Outro conceito importante é a relação entre a visão de serviços e a governança de TI. Não basta apenas identificar os serviços, temos que adotar políticas, controles, definir responsabilidades e estabelecer processos que permitam gerenciar e controlar o ciclo de vida de serviços. Do design à execução, temos que estabelecer controles que garantam que as mudanças serão comunicadas e que as métricas de negócios (SLA's), definidas com as áreas de negócio, possam ser acompanhadas e garantidas. Esta abordagem permitirá a geração de informações valiosas sobre o ambiente e a utilização destes serviços, de modo a permitir, por exemplo, que os serviços possam ser prescritos ou '"recomendados" para utilização em diversos processos corporativos (desta maneira, promovendo o reuso). Neste contexto, dois componentes passam a exercer um papel fundamental: o repositório corporativo e o catálogo de serviços.

O repositório corporativo ou Enterprise Repository, governa todo o ciclo de vida de desenvolvimento e gerenciamento de serviços, da concepção à publicação do serviço, assegurando boas práticas, identificando associações e relacionamentos entre os processos e serviços, além de estimular a reutilização dos mesmos entre diferentes áreas, projetos e processos. O catálogo de serviços ou Service Registry, por sua vez exerce a função de catálogo, disponibilizando informações sobre os serviços, em tempo de execução, e permitindo que os mesmos sejam descobertos e acessados. Estes dois elementos são fundamentais para assegurar a visibilidade dos serviços em toda a organização. Segundo Bechara, "A service must be also visible across the entire organization. It must be prescribed for use in specific projects in order to avoid redundancy and duplication".

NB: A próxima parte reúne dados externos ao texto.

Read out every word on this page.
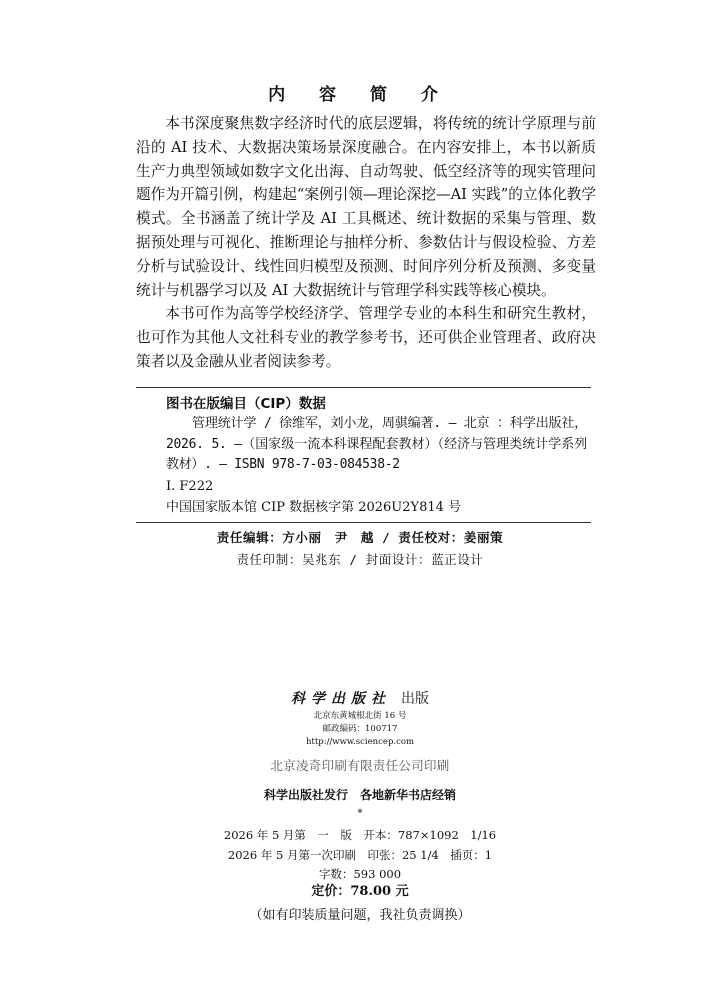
内 容 简 介

本书深度聚焦数字经济时代的底层逻辑，将传统的统计学原理与前沿的 AI 技术、大数据决策场景深度融合。在内容安排上，本书以新质生产力典型领域如数字文化出海、自动驾驶、低空经济等的现实管理问题作为开篇引例，构建起“案例引领—理论深挖—AI 实践”的立体化教学模式。全书涵盖了统计学及 AI 工具概述、统计数据的采集与管理、数据预处理与可视化、推断理论与抽样分析、参数估计与假设检验、方差分析与试验设计、线性回归模型及预测、时间序列分析及预测、多变量统计与机器学习以及 AI 大数据统计与管理学科实践等核心模块。

本书可作为高等学校经济学、管理学专业的本科生和研究生教材，也可作为其他人文社科专业的教学参考书，还可供企业管理者、政府决策者以及金融从业者阅读参考。

图书在版编目（CIP）数据
管理统计学 / 徐维军，刘小龙，周骐编著. — 北京 ：科学出版社，2026. 5. —（国家级一流本科课程配套教材）（经济与管理类统计学系列教材）. — ISBN 978-7-03-084538-2
Ⅰ. F222
中国国家版本馆 CIP 数据核字第 2026U2Y814 号
责任编辑：方小丽　尹　越 / 责任校对：姜丽策
责任印制：吴兆东 / 封面设计：蓝正设计
科学出版社 出版
北京东黄城根北街 16 号
邮政编码：100717
http://www.sciencep.com
北京凌奇印刷有限责任公司印刷
科学出版社发行　各地新华书店经销
*
2026 年 5 月第　一　版　开本：787×1092　1/16
2026 年 5 月第一次印刷　印张：25 1/4　插页：1
字数：593 000
定价：78.00 元
（如有印装质量问题，我社负责调换）
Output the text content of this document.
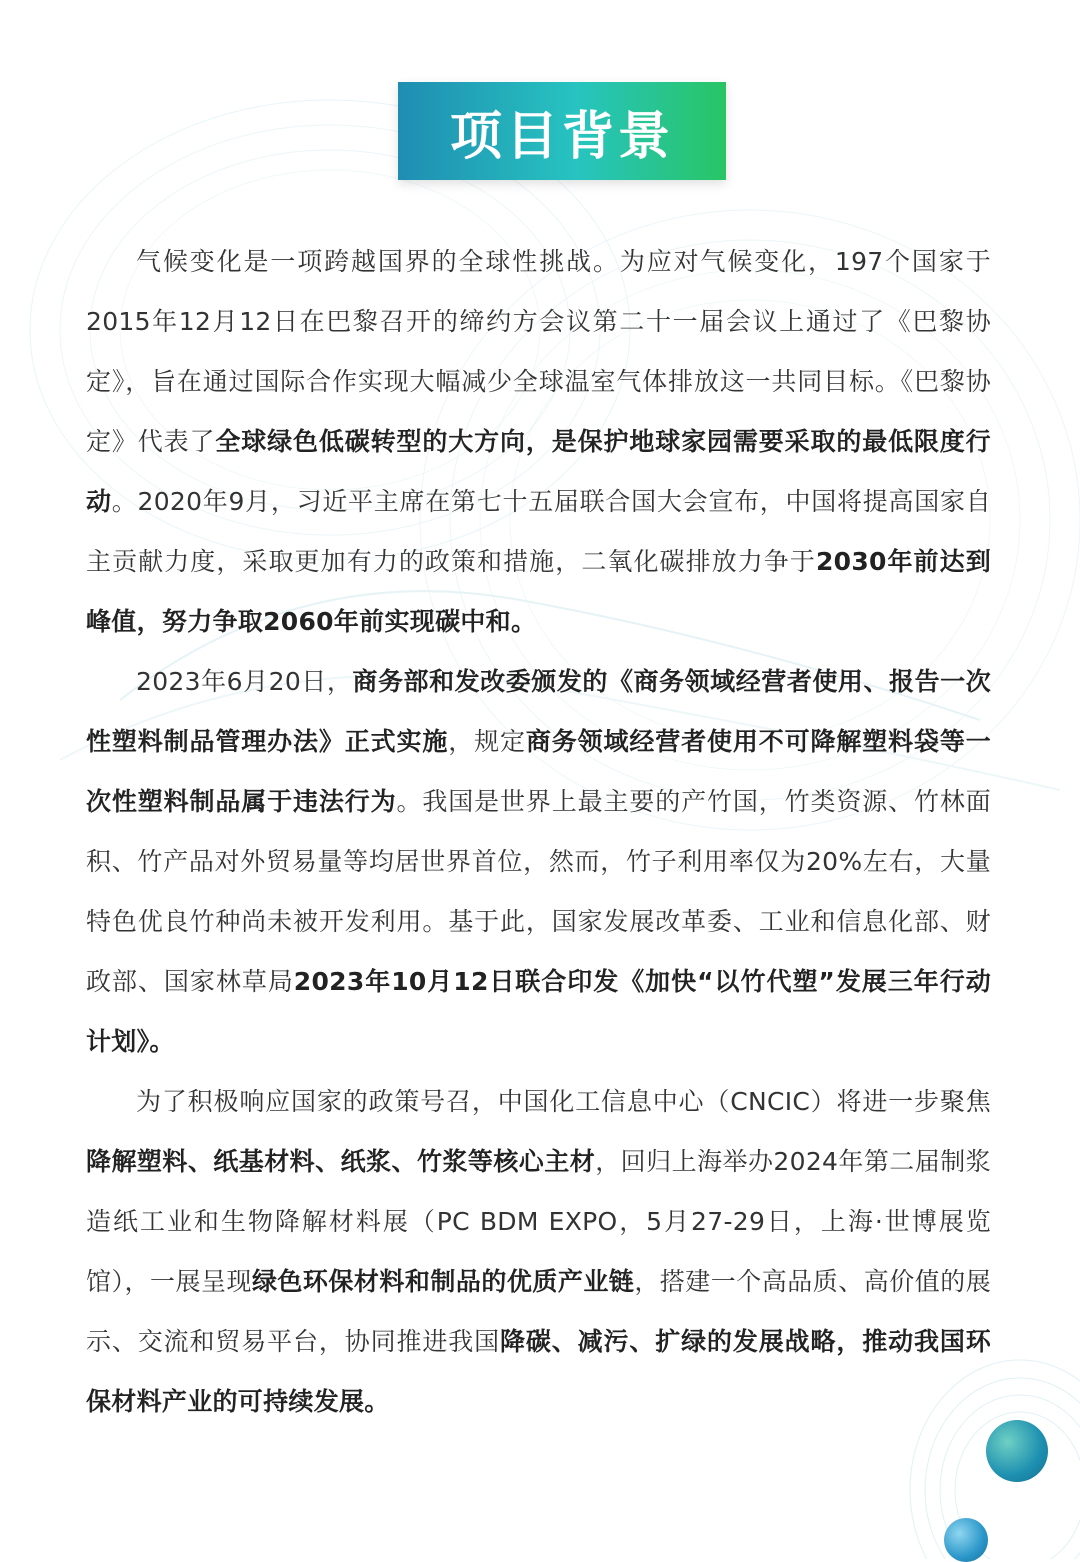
项目背景

气候变化是一项跨越国界的全球性挑战。为应对气候变化，197个国家于2015年12月12日在巴黎召开的缔约方会议第二十一届会议上通过了《巴黎协定》，旨在通过国际合作实现大幅减少全球温室气体排放这一共同目标。《巴黎协定》代表了全球绿色低碳转型的大方向，是保护地球家园需要采取的最低限度行动。2020年9月，习近平主席在第七十五届联合国大会宣布，中国将提高国家自主贡献力度，采取更加有力的政策和措施，二氧化碳排放力争于2030年前达到峰值，努力争取2060年前实现碳中和。

2023年6月20日，商务部和发改委颁发的《商务领域经营者使用、报告一次性塑料制品管理办法》正式实施，规定商务领域经营者使用不可降解塑料袋等一次性塑料制品属于违法行为。我国是世界上最主要的产竹国，竹类资源、竹林面积、竹产品对外贸易量等均居世界首位，然而，竹子利用率仅为20%左右，大量特色优良竹种尚未被开发利用。基于此，国家发展改革委、工业和信息化部、财政部、国家林草局2023年10月12日联合印发《加快“以竹代塑”发展三年行动计划》。

为了积极响应国家的政策号召，中国化工信息中心（CNCIC）将进一步聚焦降解塑料、纸基材料、纸浆、竹浆等核心主材，回归上海举办2024年第二届制浆造纸工业和生物降解材料展（PC BDM EXPO，5月27-29日，上海·世博展览馆），一展呈现绿色环保材料和制品的优质产业链，搭建一个高品质、高价值的展示、交流和贸易平台，协同推进我国降碳、减污、扩绿的发展战略，推动我国环保材料产业的可持续发展。
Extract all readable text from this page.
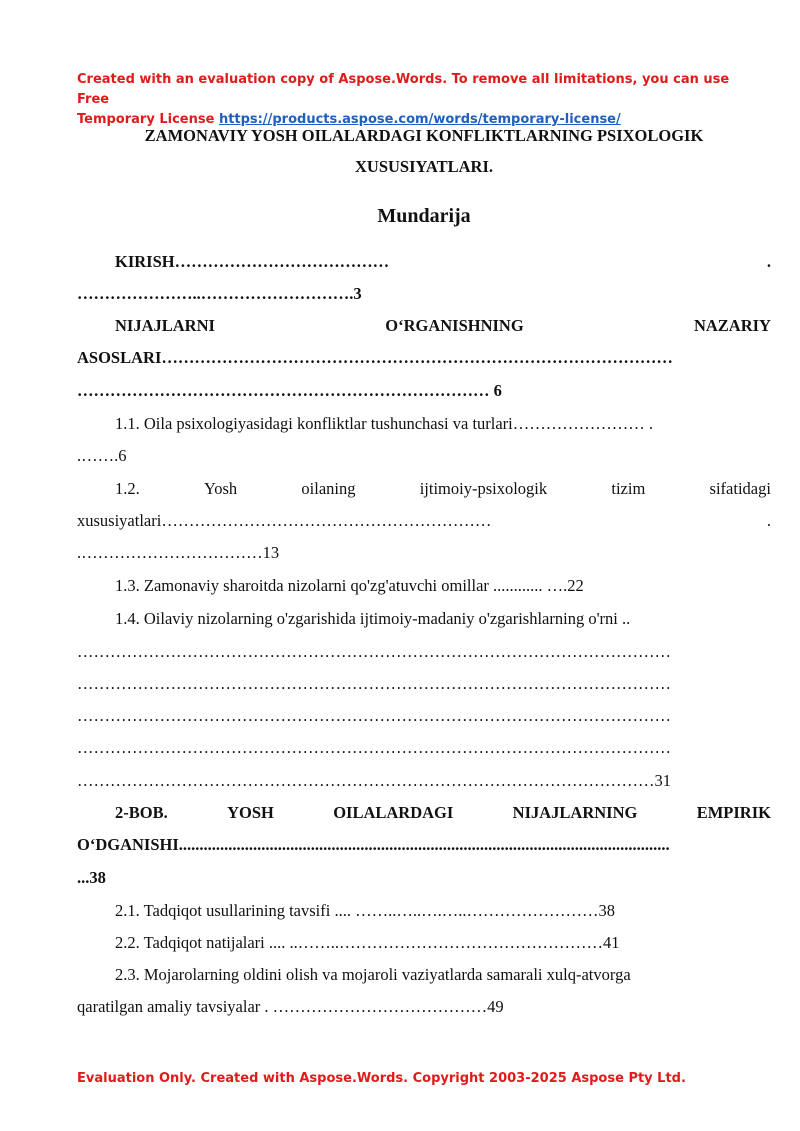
Created with an evaluation copy of Aspose.Words. To remove all limitations, you can use Free
Temporary License https://products.aspose.com/words/temporary-license/
ZAMONAVIY YOSH OILALARDAGI KONFLIKTLARNING PSIXOLOGIK
XUSUSIYATLARI.
Mundarija
KIRISH…………………………………	.
…………………..……………………….3
NIJAJLARNI	O‘RGANISHNING	NAZARIY
ASOSLARI…………………………………………………………………………………
………………………………………………………………… 6
1.1. Oila psixologiyasidagi konfliktlar tushunchasi va turlari…………………… .
.…….6
1.2.	Yosh	oilaning	ijtimoiy-psixologik	tizim	sifatidagi
xususiyatlari……………………………………………………	.
.……………………………13
1.3. Zamonaviy sharoitda nizolarni qo'zg'atuvchi omillar ............ ….22
1.4. Oilaviy nizolarning o'zgarishida ijtimoiy-madaniy o'zgarishlarning o'rni ..
………………………………………………………………………………………………
………………………………………………………………………………………………
………………………………………………………………………………………………
………………………………………………………………………………………………
……………………………………………………………………………………………31
2-BOB.	YOSH	OILALARDAGI	NIJAJLARNING	EMPIRIK
O‘DGANISHI.......................................................................................................................
...38
2.1. Tadqiqot usullarining tavsifi .... ……..…..….…..……………………38
2.2. Tadqiqot natijalari .... ..……..…………………………………………41
2.3. Mojarolarning oldini olish va mojaroli vaziyatlarda samarali xulq-atvorga
qaratilgan amaliy tavsiyalar . …………………………………49
Evaluation Only. Created with Aspose.Words. Copyright 2003-2025 Aspose Pty Ltd.
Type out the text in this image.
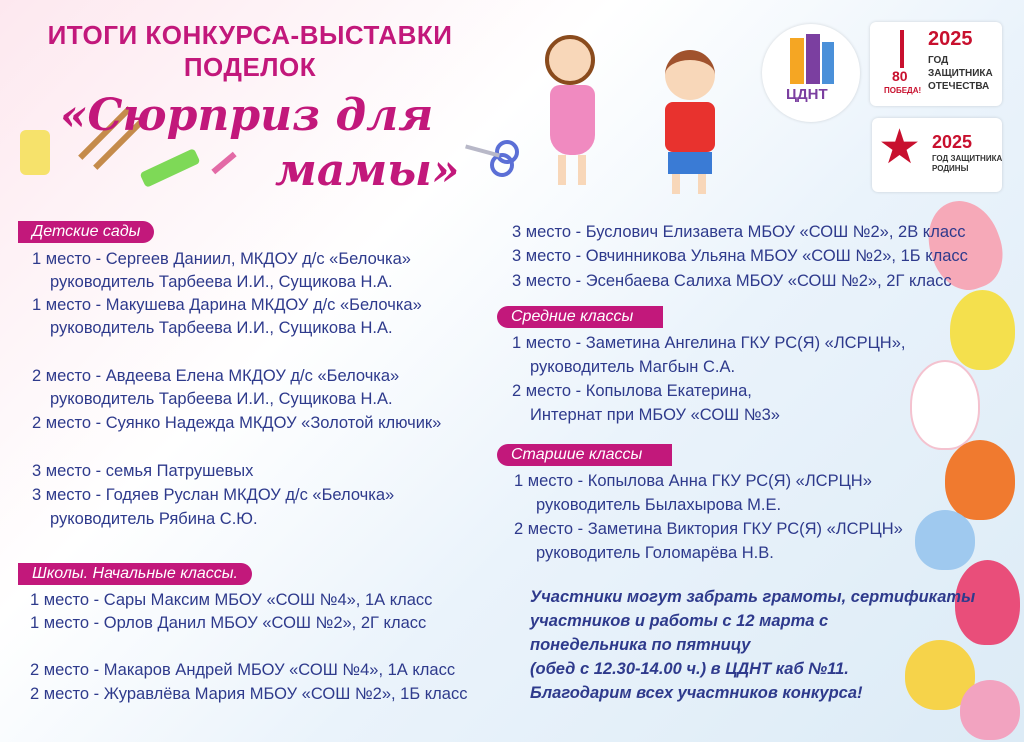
ИТОГИ КОНКУРСА-ВЫСТАВКИ
ПОДЕЛОК
«Сюрприз для
мамы»
ЦДНТ
80
ПОБЕДА!
2025
ГОД
ЗАЩИТНИКА
ОТЕЧЕСТВА
★ 2025
ГОД ЗАЩИТНИКА
РОДИНЫ
Детские сады
1 место - Сергеев Даниил, МКДОУ д/с «Белочка»
руководитель Тарбеева И.И., Сущикова Н.А.
1 место - Макушева Дарина МКДОУ д/с «Белочка»
руководитель Тарбеева И.И., Сущикова Н.А.
2 место - Авдеева Елена МКДОУ д/с «Белочка»
руководитель Тарбеева И.И., Сущикова Н.А.
2 место - Суянко Надежда МКДОУ «Золотой ключик»
3 место - семья Патрушевых
3 место - Годяев Руслан МКДОУ д/с «Белочка»
руководитель Рябина С.Ю.
Школы. Начальные классы.
1 место - Сары Максим МБОУ «СОШ №4», 1А класс
1 место - Орлов Данил МБОУ «СОШ №2», 2Г класс
2 место - Макаров Андрей МБОУ «СОШ №4», 1А класс
2 место - Журавлёва Мария МБОУ «СОШ №2», 1Б класс
3 место - Буслович Елизавета МБОУ «СОШ №2», 2В класс
3 место - Овчинникова Ульяна МБОУ «СОШ №2», 1Б класс
3 место - Эсенбаева Салиха МБОУ «СОШ №2», 2Г класс
Средние классы
1 место - Заметина Ангелина ГКУ РС(Я) «ЛСРЦН»,
руководитель Магбын С.А.
2 место - Копылова Екатерина,
Интернат при МБОУ «СОШ №3»
Старшие классы
1 место - Копылова Анна ГКУ РС(Я) «ЛСРЦН»
руководитель Былахырова М.Е.
2 место - Заметина Виктория ГКУ РС(Я) «ЛСРЦН»
руководитель Голомарёва Н.В.
Участники могут забрать грамоты, сертификаты
участников и работы с 12 марта с
понедельника по пятницу
(обед с 12.30-14.00 ч.) в ЦДНТ каб №11.
Благодарим всех участников конкурса!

Conheça mais sobre os componentes de Governança Oracle.


Barramento de Serviços

O barramento de serviços ou Enterprise Service Bus (ESB) é um elemento fundamental para estimular o reuso, promovendo o isolamento entre os elementos da arquitetura, ao mesmo tempo em que habilita a evolução dos serviços e processos. Um ESB permite a comunicação multi-canal (entre diferentes protocolos e meios de comunicação) oferecendo maior independência aos consumidores de um determinado serviço, seja ele um processo de negócio ou um consumidor externo. Desta maneira, diferentes consumidores podem acessar serviços através de diferentes canais, sem alterar a implementação e a execução do serviço.

Conheça mais sobre a solução da Oracle: Oracle Service Bus.



Após esta rápida visão de serviços e de alguns cimportantes relacionados ao tema, caminharemos no sentido de mostrar como o BPM pode auxiliar no alinhamento estratégico entre as áreas (negócios e TI).